Sometimes we can be the script writer for our own disaster movie. Our fears, worries, obsessions all are generations of energy in our bodily systems, radiating out from our brain. These energies circle around our energetic aura, which is the sealed bubble in which we live. Over time, the energies that occupy that bubble, that are generated and produced by us, can have an effect on cellular formation and genetic replication. As it has been said, we become what we think about. (At the end of this post there are instructions and a link to download this recording to your computer.)
Jeane: Well, since I’ve had this bad cough it’s interfered with my being able to really go deeply in meditation. And it seems to have disrupted my dreaming a little bit, too.
And all I remember of my dream last night is it felt like, because I’d watched some disaster movie, then my dream was about a disaster where there were shifts in the earth. And I’d been called to become part of a group that was going to work, we’d go sit in a circle, and we’d be consulting about what we’re going to do to help with the changes during the disaster.
So I’ve gone to this building, I note that one of the people that’s supposed to be there hasn’t arrived for the meeting. There’s a sheriff at the meeting; there’s other types of officials. I notice that someone is pleased that I actually know the name of someone who isn’t there – he’s the son of someone I knew in high school that is going to participate because he’s part of the local community. So even though he’s not there, I seem to know his name. And I’m still trying to figure out what people’s roles are, so I’m being a little quieter.
But I’m also realizing that there’s some disagreement, or maybe what I’d call lack of awareness, among people about like, during a disaster, that there’s going to be movements of the earth that disrupt people being able to communicate with each other.
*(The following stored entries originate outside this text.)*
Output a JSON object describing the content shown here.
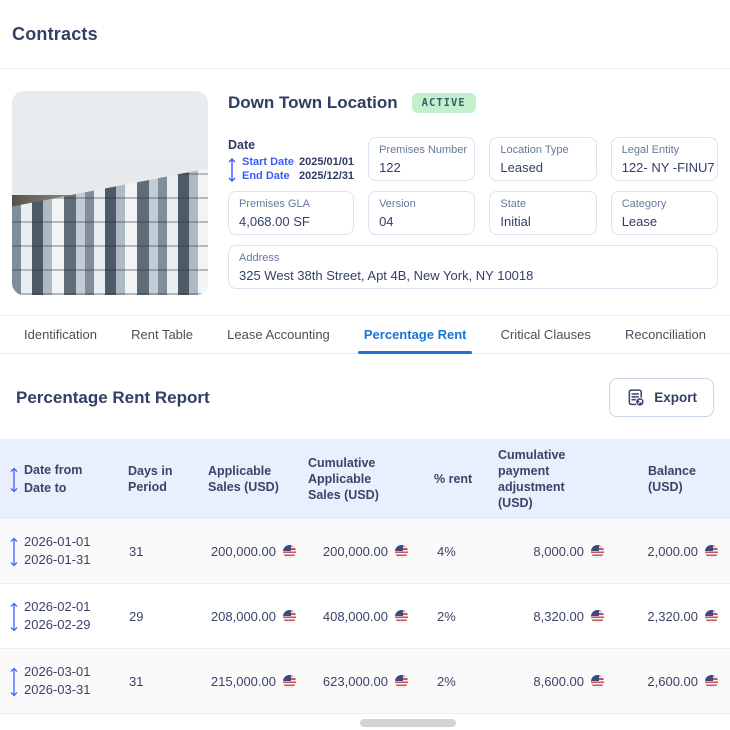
{
  "page": {
    "title": "Contracts"
  },
  "contract": {
    "name": "Down Town Location",
    "status": "ACTIVE",
    "date": {
      "label": "Date",
      "start_label": "Start Date",
      "start_value": "2025/01/01",
      "end_label": "End Date",
      "end_value": "2025/12/31"
    },
    "fields": [
      {
        "label": "Premises Number",
        "value": "122"
      },
      {
        "label": "Location Type",
        "value": "Leased"
      },
      {
        "label": "Legal Entity",
        "value": "122- NY -FINU7"
      },
      {
        "label": "Premises GLA",
        "value": "4,068.00 SF"
      },
      {
        "label": "Version",
        "value": "04"
      },
      {
        "label": "State",
        "value": "Initial"
      },
      {
        "label": "Category",
        "value": "Lease"
      }
    ],
    "address": {
      "label": "Address",
      "value": "325 West 38th Street, Apt 4B, New York, NY 10018"
    }
  },
  "tabs": [
    {
      "label": "Identification",
      "active": false
    },
    {
      "label": "Rent Table",
      "active": false
    },
    {
      "label": "Lease Accounting",
      "active": false
    },
    {
      "label": "Percentage Rent",
      "active": true
    },
    {
      "label": "Critical Clauses",
      "active": false
    },
    {
      "label": "Reconciliation",
      "active": false
    }
  ],
  "report": {
    "title": "Percentage Rent Report",
    "export_label": "Export"
  },
  "table": {
    "columns": [
      {
        "label": "Date from",
        "label2": "Date to"
      },
      {
        "label": "Days in Period"
      },
      {
        "label": "Applicable Sales (USD)"
      },
      {
        "label": "Cumulative Applicable Sales (USD)"
      },
      {
        "label": "% rent"
      },
      {
        "label": "Cumulative payment adjustment (USD)"
      },
      {
        "label": "Balance (USD)"
      }
    ],
    "currency_icon": "us-flag",
    "rows": [
      {
        "date_from": "2026-01-01",
        "date_to": "2026-01-31",
        "days": "31",
        "applicable_sales": "200,000.00",
        "cumulative_sales": "200,000.00",
        "percent_rent": "4%",
        "cumulative_payment": "8,000.00",
        "balance": "2,000.00"
      },
      {
        "date_from": "2026-02-01",
        "date_to": "2026-02-29",
        "days": "29",
        "applicable_sales": "208,000.00",
        "cumulative_sales": "408,000.00",
        "percent_rent": "2%",
        "cumulative_payment": "8,320.00",
        "balance": "2,320.00"
      },
      {
        "date_from": "2026-03-01",
        "date_to": "2026-03-31",
        "days": "31",
        "applicable_sales": "215,000.00",
        "cumulative_sales": "623,000.00",
        "percent_rent": "2%",
        "cumulative_payment": "8,600.00",
        "balance": "2,600.00"
      }
    ]
  },
  "colors": {
    "accent_blue": "#1b74d4",
    "link_blue": "#3b5bfd",
    "badge_green_bg": "#c2f0cf",
    "table_header_bg": "#e9effc",
    "text_navy": "#333f63"
  }
}
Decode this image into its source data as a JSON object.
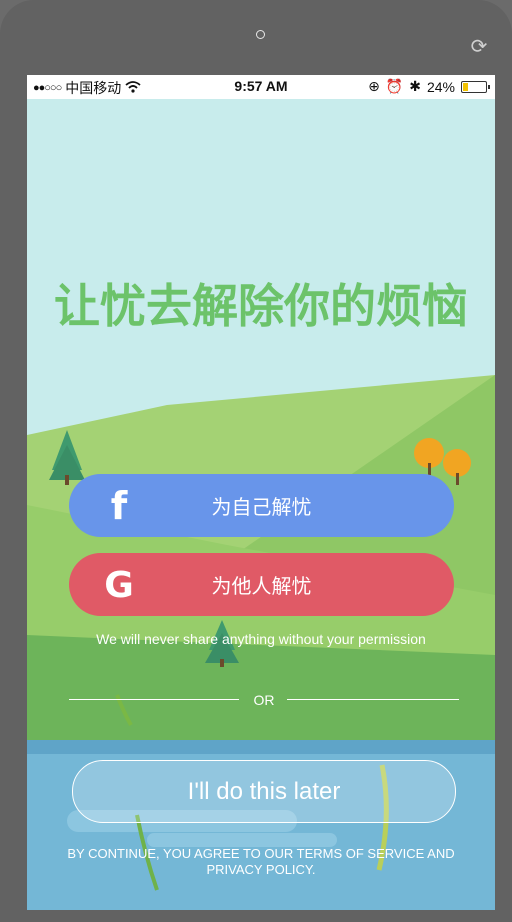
{
  "status_bar": {
    "signal": "●●○○○",
    "carrier": "中国移动",
    "time": "9:57 AM",
    "battery": "24%",
    "battery_level": 0.24
  },
  "headline": "让忧去解除你的烦恼",
  "buttons": {
    "self_label": "为自己解忧",
    "self_icon": "f",
    "others_label": "为他人解忧",
    "others_icon": "G"
  },
  "privacy_note": "We will never share anything without your permission",
  "divider_text": "OR",
  "later_label": "I'll do this later",
  "terms_text": "BY CONTINUE, YOU AGREE TO OUR TERMS OF SERVICE AND PRIVACY POLICY.",
  "colors": {
    "headline": "#6cc36a",
    "self_button": "#6895ea",
    "others_button": "#e05a66",
    "sky": "#c8ecec",
    "water": "#74b7d6"
  }
}
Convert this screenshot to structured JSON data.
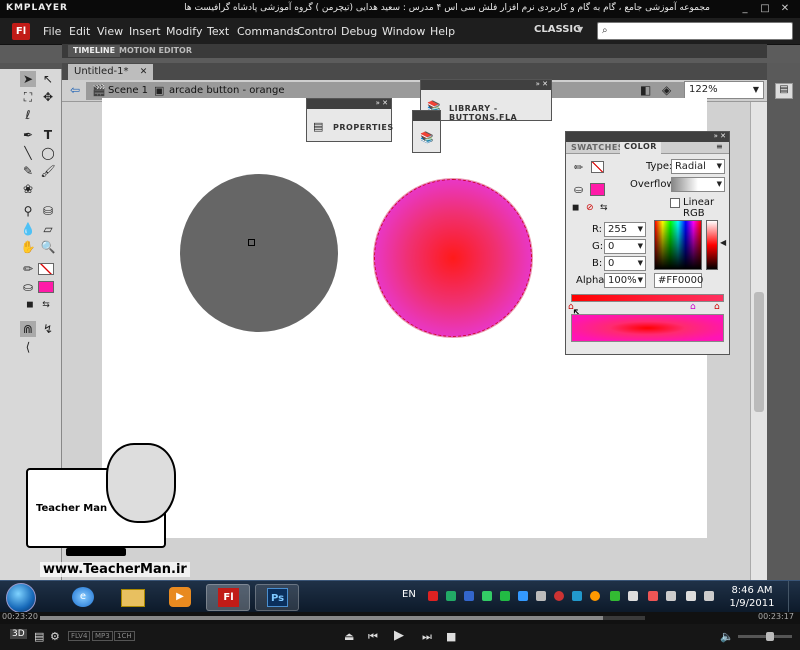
{
  "player": {
    "logo": "KMPLAYER",
    "title": "مجموعه آموزشی جامع ، گام به گام و کاربردی نرم افزار فلش سی اس ۴ مدرس : سعید هدایی (تیچرمن ) گروه آموزشی پادشاه گرافیست ها",
    "time_elapsed": "00:23:20",
    "time_total": "00:23:17",
    "badges": [
      "FLV4",
      "MP3",
      "1CH"
    ],
    "progress": 0.93
  },
  "menubar": {
    "logo": "Fl",
    "items": [
      "File",
      "Edit",
      "View",
      "Insert",
      "Modify",
      "Text",
      "Commands",
      "Control",
      "Debug",
      "Window",
      "Help"
    ],
    "workspace": "CLASSIC",
    "search_placeholder": ""
  },
  "panel_tabs": [
    "TIMELINE",
    "MOTION EDITOR"
  ],
  "document": {
    "tab": "Untitled-1*",
    "crumb_scene": "Scene 1",
    "crumb_symbol": "arcade button - orange",
    "zoom": "122%"
  },
  "floating_panels": {
    "properties": "PROPERTIES",
    "library": "LIBRARY - BUTTONS.FLA"
  },
  "color_panel": {
    "tabs": [
      "SWATCHES",
      "COLOR"
    ],
    "active_tab": "COLOR",
    "type_label": "Type:",
    "type_value": "Radial",
    "overflow_label": "Overflow:",
    "linear_rgb_label": "Linear RGB",
    "r_label": "R:",
    "r_value": "255",
    "g_label": "G:",
    "g_value": "0",
    "b_label": "B:",
    "b_value": "0",
    "alpha_label": "Alpha:",
    "alpha_value": "100%",
    "hex_value": "#FF0000"
  },
  "taskbar": {
    "language": "EN",
    "time": "8:46 AM",
    "date": "1/9/2011",
    "apps": [
      "Fl",
      "Ps"
    ]
  },
  "watermark": {
    "url": "www.TeacherMan.ir",
    "name": "Teacher Man"
  }
}
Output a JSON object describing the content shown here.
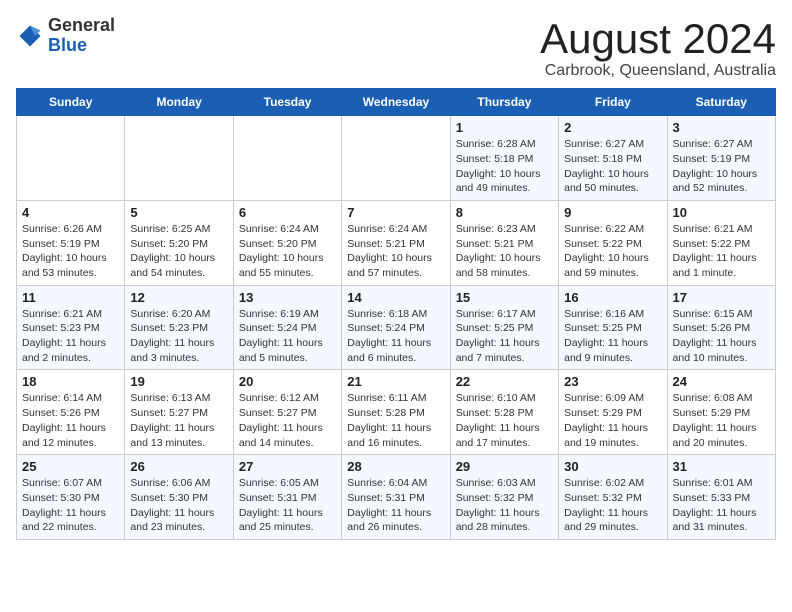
{
  "header": {
    "logo_general": "General",
    "logo_blue": "Blue",
    "month_title": "August 2024",
    "location": "Carbrook, Queensland, Australia"
  },
  "weekdays": [
    "Sunday",
    "Monday",
    "Tuesday",
    "Wednesday",
    "Thursday",
    "Friday",
    "Saturday"
  ],
  "weeks": [
    [
      {
        "day": "",
        "info": ""
      },
      {
        "day": "",
        "info": ""
      },
      {
        "day": "",
        "info": ""
      },
      {
        "day": "",
        "info": ""
      },
      {
        "day": "1",
        "info": "Sunrise: 6:28 AM\nSunset: 5:18 PM\nDaylight: 10 hours\nand 49 minutes."
      },
      {
        "day": "2",
        "info": "Sunrise: 6:27 AM\nSunset: 5:18 PM\nDaylight: 10 hours\nand 50 minutes."
      },
      {
        "day": "3",
        "info": "Sunrise: 6:27 AM\nSunset: 5:19 PM\nDaylight: 10 hours\nand 52 minutes."
      }
    ],
    [
      {
        "day": "4",
        "info": "Sunrise: 6:26 AM\nSunset: 5:19 PM\nDaylight: 10 hours\nand 53 minutes."
      },
      {
        "day": "5",
        "info": "Sunrise: 6:25 AM\nSunset: 5:20 PM\nDaylight: 10 hours\nand 54 minutes."
      },
      {
        "day": "6",
        "info": "Sunrise: 6:24 AM\nSunset: 5:20 PM\nDaylight: 10 hours\nand 55 minutes."
      },
      {
        "day": "7",
        "info": "Sunrise: 6:24 AM\nSunset: 5:21 PM\nDaylight: 10 hours\nand 57 minutes."
      },
      {
        "day": "8",
        "info": "Sunrise: 6:23 AM\nSunset: 5:21 PM\nDaylight: 10 hours\nand 58 minutes."
      },
      {
        "day": "9",
        "info": "Sunrise: 6:22 AM\nSunset: 5:22 PM\nDaylight: 10 hours\nand 59 minutes."
      },
      {
        "day": "10",
        "info": "Sunrise: 6:21 AM\nSunset: 5:22 PM\nDaylight: 11 hours\nand 1 minute."
      }
    ],
    [
      {
        "day": "11",
        "info": "Sunrise: 6:21 AM\nSunset: 5:23 PM\nDaylight: 11 hours\nand 2 minutes."
      },
      {
        "day": "12",
        "info": "Sunrise: 6:20 AM\nSunset: 5:23 PM\nDaylight: 11 hours\nand 3 minutes."
      },
      {
        "day": "13",
        "info": "Sunrise: 6:19 AM\nSunset: 5:24 PM\nDaylight: 11 hours\nand 5 minutes."
      },
      {
        "day": "14",
        "info": "Sunrise: 6:18 AM\nSunset: 5:24 PM\nDaylight: 11 hours\nand 6 minutes."
      },
      {
        "day": "15",
        "info": "Sunrise: 6:17 AM\nSunset: 5:25 PM\nDaylight: 11 hours\nand 7 minutes."
      },
      {
        "day": "16",
        "info": "Sunrise: 6:16 AM\nSunset: 5:25 PM\nDaylight: 11 hours\nand 9 minutes."
      },
      {
        "day": "17",
        "info": "Sunrise: 6:15 AM\nSunset: 5:26 PM\nDaylight: 11 hours\nand 10 minutes."
      }
    ],
    [
      {
        "day": "18",
        "info": "Sunrise: 6:14 AM\nSunset: 5:26 PM\nDaylight: 11 hours\nand 12 minutes."
      },
      {
        "day": "19",
        "info": "Sunrise: 6:13 AM\nSunset: 5:27 PM\nDaylight: 11 hours\nand 13 minutes."
      },
      {
        "day": "20",
        "info": "Sunrise: 6:12 AM\nSunset: 5:27 PM\nDaylight: 11 hours\nand 14 minutes."
      },
      {
        "day": "21",
        "info": "Sunrise: 6:11 AM\nSunset: 5:28 PM\nDaylight: 11 hours\nand 16 minutes."
      },
      {
        "day": "22",
        "info": "Sunrise: 6:10 AM\nSunset: 5:28 PM\nDaylight: 11 hours\nand 17 minutes."
      },
      {
        "day": "23",
        "info": "Sunrise: 6:09 AM\nSunset: 5:29 PM\nDaylight: 11 hours\nand 19 minutes."
      },
      {
        "day": "24",
        "info": "Sunrise: 6:08 AM\nSunset: 5:29 PM\nDaylight: 11 hours\nand 20 minutes."
      }
    ],
    [
      {
        "day": "25",
        "info": "Sunrise: 6:07 AM\nSunset: 5:30 PM\nDaylight: 11 hours\nand 22 minutes."
      },
      {
        "day": "26",
        "info": "Sunrise: 6:06 AM\nSunset: 5:30 PM\nDaylight: 11 hours\nand 23 minutes."
      },
      {
        "day": "27",
        "info": "Sunrise: 6:05 AM\nSunset: 5:31 PM\nDaylight: 11 hours\nand 25 minutes."
      },
      {
        "day": "28",
        "info": "Sunrise: 6:04 AM\nSunset: 5:31 PM\nDaylight: 11 hours\nand 26 minutes."
      },
      {
        "day": "29",
        "info": "Sunrise: 6:03 AM\nSunset: 5:32 PM\nDaylight: 11 hours\nand 28 minutes."
      },
      {
        "day": "30",
        "info": "Sunrise: 6:02 AM\nSunset: 5:32 PM\nDaylight: 11 hours\nand 29 minutes."
      },
      {
        "day": "31",
        "info": "Sunrise: 6:01 AM\nSunset: 5:33 PM\nDaylight: 11 hours\nand 31 minutes."
      }
    ]
  ]
}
And some people think that’s minimal and are ignoring it and not planning for it. And other people seem to have some awareness of it, but they think it’s going to be more controlled or manageable, like it is in the movies.
And I’m kind of sitting there and thinking, you know, they just really have no idea because that will be a major disruption to even being able to meet. And I seem to want to go out and explore that a little; I want to actually go out and look and see how much disruption there is to the travel and communication with whatever disaster is going on. And that’s the main dream.
John: It’s like a type of flickering back and forth, too, only in this particular instance it’s kind of like you’re carrying some sort of answer, or question, rather, a question in terms of this or that.
I can’t help but octave and wonder what it would be like if your sense of looking at what’s going on here was such that you couldn’t really make any significant identification. So, in other words, you’re still trying to identify and rationalize in something, but what if you can’t make any strong identifications of this having some sort of significance in terms of what something is going to be like, or whatever?
What would that be like? Would you suddenly then be able to let go of a certain way that something is intensified in terms of having to unfold? And, by letting go, would you thus be able to take on a greater overallness, or wholeness to things, as opposed to the commotion of stuff that’s going on, the antics of stuff that’s going on?
So it looks like you’re playing on some sort of margin of which, you might say, you have the question, and then you have the 60%-70% margin of whatever it is, that’s propounded out there for you to be looking at in terms of paying attention to. And another way of saying it is that I can’t help but wonder how you would ponder this if it was flipped the other way? And that what’s going on out here is like 40%. And what’s going on inside it’s like 60% or 70%. And that you realize that attention, too much dwelling on stuff out here goes nowhere. If anything, it tears something down. It helps to perpetuate a fabrication of something that isn’t properly balanced or correlated to what is simple on the inside, which is just the stillness, just a real interesting quietness.
But the word stillness doesn’t quite catch it. It’s a peacefulness. And the peacefulness doesn’t quite catch it because what it really kind of is, it’s as if what’s going on in the outer is some aspect of something that has gotten detoured, or lost, that’s broken away from the whole, that’s gotten misaligned.
And so it’s like a disease in the body’s soul, and that it has a way of being infected and staying infected, and infecting at the same time, but this is only so when the attention is placed upon the disease. If you took the attention off of the disease, everything goes into kind of a very soothing state. The disease is a manufactured fabrication of a tone, or a mood, in which something is scrambling to get its act back together or something.
And so as long as one’s attention has to be so much so in terms of the outer and what is going on in its whiplashing this way, and that way, and that predominates, then, how do you keep from always contending with some sort of fidgetation game? Because if you’re kind of coming out of some other deeper place in which none of that exists, this all seems very strange.
And it seems very surreal. It only seems to be possible when you imagine it to be so. And we imagine it to be so with our kind of neurotic mannerisms or whatever that we buy into, so much of the time, that it’s the other that is strange to us, it’s the other than is foreign to us. And that this seems quite common to us.
We’re meant to be connected to this other, and to bring this other in, and through, in terms of what is real, and we’re not doing it because we’re caught up in this deviation.